No, why should I? I'm not proposing to "change society to 15 years ago", my idea is more selective. It's more like "do a thorough review and restore all the mechanisms that made the use of smartphones and internet optional".

It seems pretty optional in the US at least. My phone has been broken for extended periods of time before. But different story trying to use budget European airlines like Wizz that require an app to get a boarding pass.

>"do a thorough review and restore all the mechanisms that made the use of smartphones and internet optional".

we should probably workshop ideas that are within reality.

downvoters are welcome to tell me how they would approach a worlwide review of everything that requires internet and un-internet it. i will wait.

some primer questions to get your brain turning: who organizes and conducts the review? who pays for the review? who pays for the implementations? whats the messaging and how do you convince people to go along with rethinking/re-implementing their entire already-working infrastructure that they have potentially spent millions to billions of dollars on? do you just dissolve all of the internet-only services, and tell the founders to suck it? who enforces it and how?

  • Consumer protection legislation would be a way to solve this:

    If a business has more than X employees / does more than X amount of business per year / has more than X physical locations (pick one or more, make up some new criteria, tune to suit the needs of society) it must offer the same capabilities to interact with the business to those without smart phones as those with.
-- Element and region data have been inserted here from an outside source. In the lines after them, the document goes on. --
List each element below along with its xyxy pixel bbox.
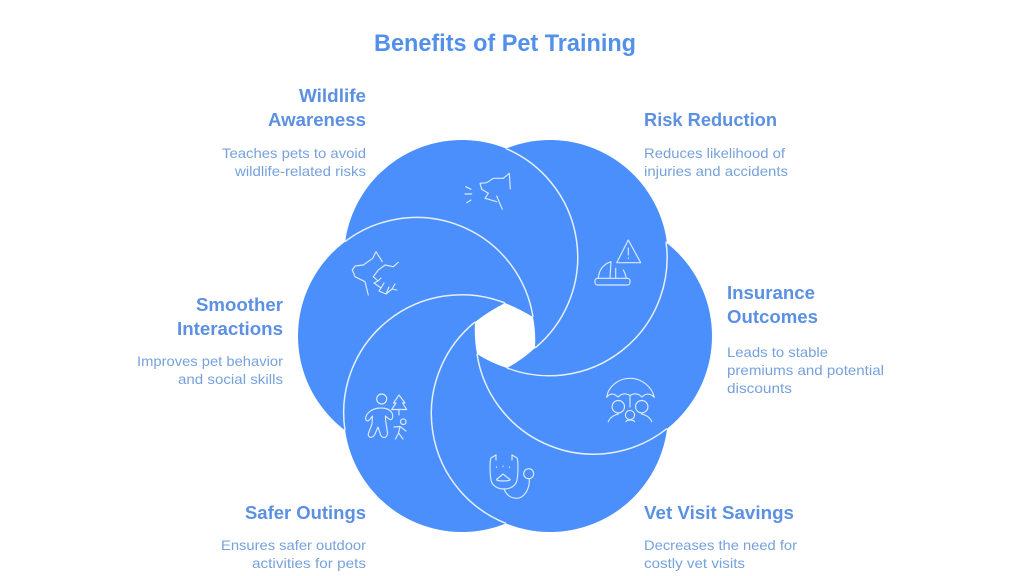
heading: Insurance — [727, 282, 815, 303]
petal separators — [344, 149, 667, 523]
icon: warning triangle and boat — [595, 240, 641, 285]
description line 2: injuries and accidents — [644, 163, 788, 179]
heading: Wildlife — [299, 85, 366, 106]
icon: dog head and stethoscope — [490, 455, 534, 498]
label: safer outings — [221, 502, 366, 571]
description: Improves pet behavior — [137, 353, 283, 369]
description line 2: costly vet visits — [644, 555, 745, 571]
description: Leads to stable — [727, 344, 828, 360]
icon: barking dog — [465, 173, 510, 209]
icon: dog and hand — [352, 252, 398, 295]
label: smoother interactions — [137, 294, 283, 387]
description: Decreases the need for — [644, 537, 797, 553]
description: Reduces likelihood of — [644, 145, 785, 161]
description line 2: and social skills — [178, 371, 283, 387]
petal: risk reduction — [432, 140, 668, 376]
petal: safer outings — [344, 296, 580, 532]
petal: vet visit savings — [432, 296, 668, 532]
title: Benefits of Pet Training — [374, 30, 636, 57]
label: wildlife awareness — [222, 85, 366, 179]
petal: smoother interactions — [298, 218, 534, 454]
heading line 2: Outcomes — [727, 306, 818, 327]
heading line 2: Interactions — [177, 318, 283, 339]
petal: insurance outcomes — [476, 218, 712, 454]
label: risk reduction — [644, 109, 788, 179]
heading: Safer Outings — [245, 502, 366, 523]
icon: person, tree and child — [366, 394, 407, 439]
description line 3: discounts — [727, 380, 792, 396]
description: Ensures safer outdoor — [221, 537, 366, 553]
description: Teaches pets to avoid — [222, 145, 366, 161]
label: insurance outcomes — [727, 282, 884, 396]
flower diagram — [298, 140, 712, 532]
center hole — [475, 303, 535, 368]
petal: wildlife awareness — [344, 140, 580, 376]
description line 2: wildlife-related risks — [234, 163, 366, 179]
description line 2: premiums and potential — [727, 362, 884, 378]
icon: family under umbrella — [607, 378, 654, 422]
description line 2: activities for pets — [252, 555, 366, 571]
heading: Risk Reduction — [644, 109, 777, 130]
heading line 2: Awareness — [268, 109, 366, 130]
label: vet visit savings — [644, 502, 797, 571]
heading: Smoother — [196, 294, 283, 315]
heading: Vet Visit Savings — [644, 502, 794, 523]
    Small businesses wouldn't be radically impacted because they generally aren't "Internet only" anyway. The large business that are impacted have plenty of resources to handle compliance. If anything I'd argue it levels the playing field to an extent.

    • some immediate thoughts that pop in my head are:

      1) if you make it only applicable to smart phones, i just stop offering an uber smartphone app and now uber is website-only. if you apply it to "internet", as the original poster did, then:

      2) companies like uber would be forced to shut down. you can say "cool, if they cant do it, their problem", which is fine, but a dozen of major issues pop up if something like 1/4 of the businesses currently propping up the stock market have to close doors or otherwise invest billions of dollars in phone centers or whatever they need.
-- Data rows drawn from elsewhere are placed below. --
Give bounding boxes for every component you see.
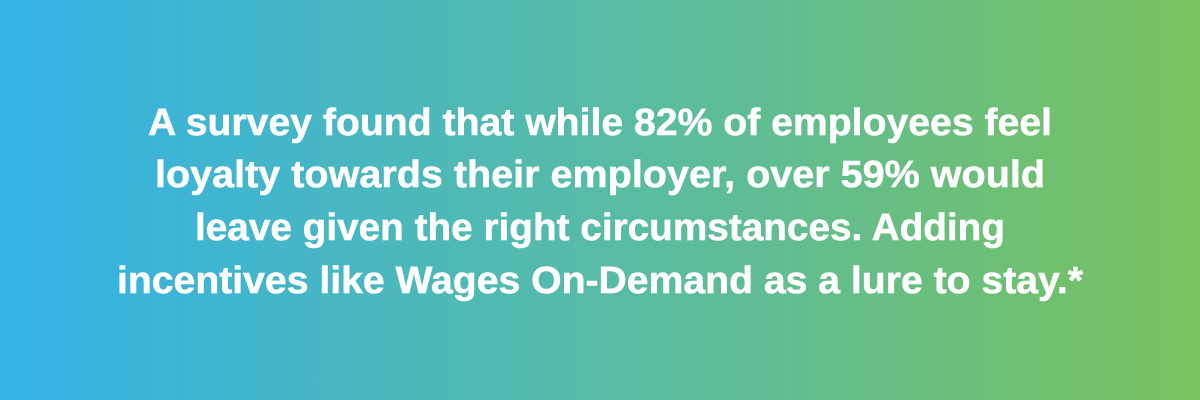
text block: survey statement: loyalty towards their employer, over 59% would [155, 154, 1045, 196]
text block: survey statement: leave given the right circumstances. Adding [195, 207, 1005, 249]
text block: survey statement [117, 102, 1083, 302]
text block: survey statement: incentives like Wages On-Demand as a lure to stay.* [117, 260, 1083, 302]
text block: survey statement: A survey found that while 82% of employees feel [148, 102, 1052, 144]
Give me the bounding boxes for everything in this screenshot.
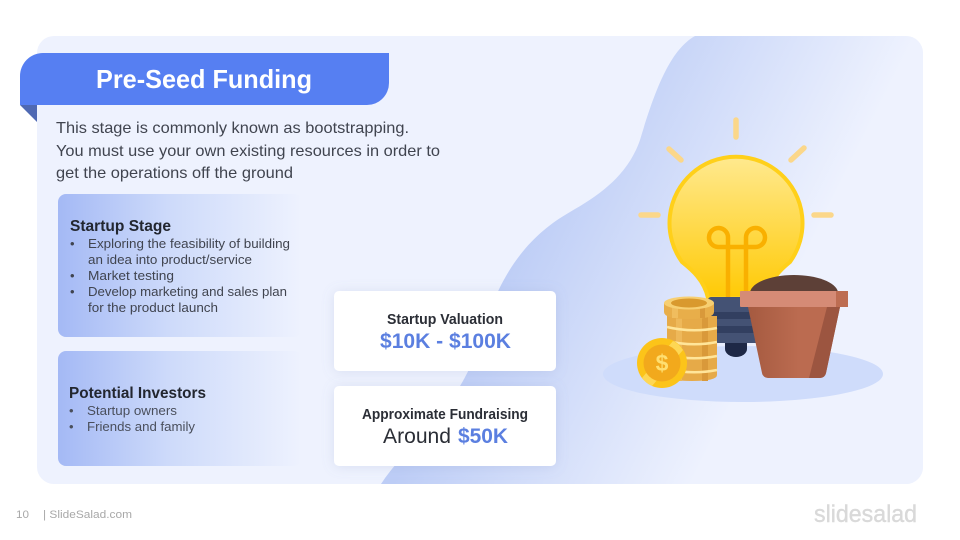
footer: page number and site: | SlideSalad.com — [43, 509, 132, 521]
panel: startup stage: • — [70, 268, 75, 283]
intro text — [56, 120, 440, 182]
icon: coin stack — [664, 296, 717, 381]
panel: startup stage: Market testing — [88, 268, 174, 283]
icon: plant pot — [740, 275, 848, 378]
title ribbon — [20, 53, 389, 122]
panel: potential investors: Friends and family — [87, 419, 195, 434]
panel: background — [37, 36, 923, 484]
card: startup valuation: $10K - $100K — [380, 330, 511, 353]
icon: dollar coin: $ — [656, 350, 669, 376]
panel: startup stage: • — [70, 236, 75, 251]
panel: potential investors: Potential Investors — [69, 385, 206, 402]
panel: potential investors: • — [69, 403, 74, 418]
intro text: This stage is commonly known as bootstrapping. — [56, 120, 409, 137]
card: approximate fundraising — [334, 386, 556, 466]
icon: light rays — [641, 120, 831, 215]
panel: startup stage — [58, 194, 302, 337]
illustration: shadow ellipse — [603, 346, 883, 402]
panel: potential investors — [58, 351, 302, 466]
panel: potential investors: • — [69, 419, 74, 434]
panel: startup stage: Startup Stage — [70, 218, 171, 235]
icon: light bulb — [670, 157, 802, 357]
card: startup valuation — [334, 291, 556, 371]
intro text: get the operations off the ground — [56, 165, 293, 182]
card: approximate fundraising: Approximate Fundraising — [362, 407, 528, 423]
intro text: You must use your own existing resources in order to — [56, 143, 440, 160]
card: approximate fundraising: $50K — [458, 425, 508, 448]
panel: startup stage: an idea into product/service — [88, 252, 252, 267]
title ribbon: Pre-Seed Funding — [96, 64, 312, 94]
footer: logo: slidesalad — [814, 501, 917, 528]
footer: page number and site: 10 — [16, 509, 29, 521]
panel: startup stage: • — [70, 284, 75, 299]
panel: potential investors: Startup owners — [87, 403, 178, 418]
panel: startup stage: Exploring the feasibility of building — [88, 236, 290, 251]
card: startup valuation: Startup Valuation — [387, 312, 503, 328]
panel: startup stage: Develop marketing and sales plan — [88, 284, 287, 299]
panel: startup stage: for the product launch — [88, 300, 218, 315]
card: approximate fundraising: Around — [383, 425, 451, 448]
icon: dollar coin — [637, 338, 687, 388]
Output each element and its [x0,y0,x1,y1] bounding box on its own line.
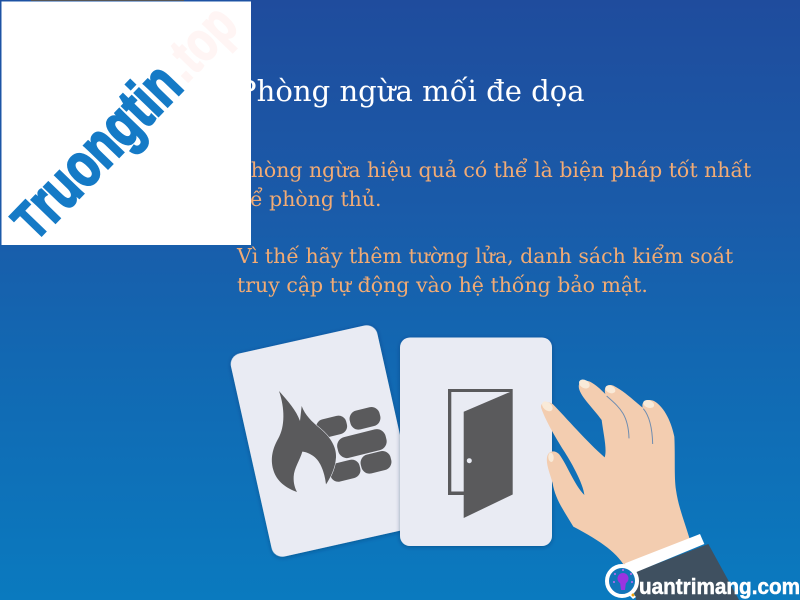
hand [541,381,690,570]
card: door [400,338,552,546]
icon: open door [448,389,513,518]
title: Phòng ngừa mối đe dọa [237,74,585,108]
text block: intro paragraph: Phòng ngừa hiệu quả có thể là biện pháp tốt nhất [237,158,751,182]
text block: advice paragraph: truy cập tự động vào hệ thống bảo mật. [237,273,648,297]
watermark text: ruongtin: ruongtin [13,50,195,235]
card: firewall [229,323,420,559]
fingernails [540,378,655,462]
finger creases [607,396,653,444]
text block: intro paragraph: để phòng thủ. [237,187,381,211]
watermark panel [0,0,251,250]
text block: intro paragraph [237,158,751,211]
sleeve [630,544,740,600]
text block: advice paragraph: Vì thế hãy thêm tường lửa, danh sách kiểm soát [237,244,733,268]
logo: Quantrimang [607,566,800,599]
text block: advice paragraph [236,244,734,297]
watermark text: T: T [2,193,60,250]
shirt cuff [625,534,704,575]
icon: firewall flame and bricks [272,391,393,492]
illustration: hand with sleeve [540,378,740,600]
icon: purple light bulb [613,569,633,590]
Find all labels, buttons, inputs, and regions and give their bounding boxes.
      it also raises questions about all sorts of businesses. another off the top of my head example: should 1password setup a call center where i can tell the operator what my new hackernews password is? is 1password exempt even if they have hundreds of employees and do millions per year? if yes, we have to come up with a bunch of murky criteria and definitions of what companies are exempt (across every industry, no less). which will, of course, cost a lot of time and money, just to surely be gamed. can we convince tax payers to foot that bill?

      (this is also ignoring the approximately 0% chance that some sort of regulation of this sort gets pushed into law, against all of the extremely powerful tech lobbies. we dont even have ubiquitous right-to-repair!)

      9 replies →

    • I had some thoughts on dynamic tax rates depending on how desirable a product or service is.

      Then can do standard formulas like, will operations continue if the power is out, internet, smart phones, running water, phone lines, payment processing, etc, how long will service be down 1-3 days, weeks, months etc

      If your store can't immediately switch to cash apply some modest tax increase. If people can't buy food for more than a week the extra tax is high. You might want to buy gas lamps and a "home" battery.

  • "There is no alternative" is a self-fulfilling prophecy

    • i am not saying "there is no alternative".

      i am saying that you cant do a worldwide systematic review of everything that relies on the internet, and un-internet it.

      if you have a realistic approach to doing so, i will eat my shoe.

      5 replies →

    • It's not "there is no alternative", it's "you're not putting that tiger back in the cage no matter how much you bitch about it".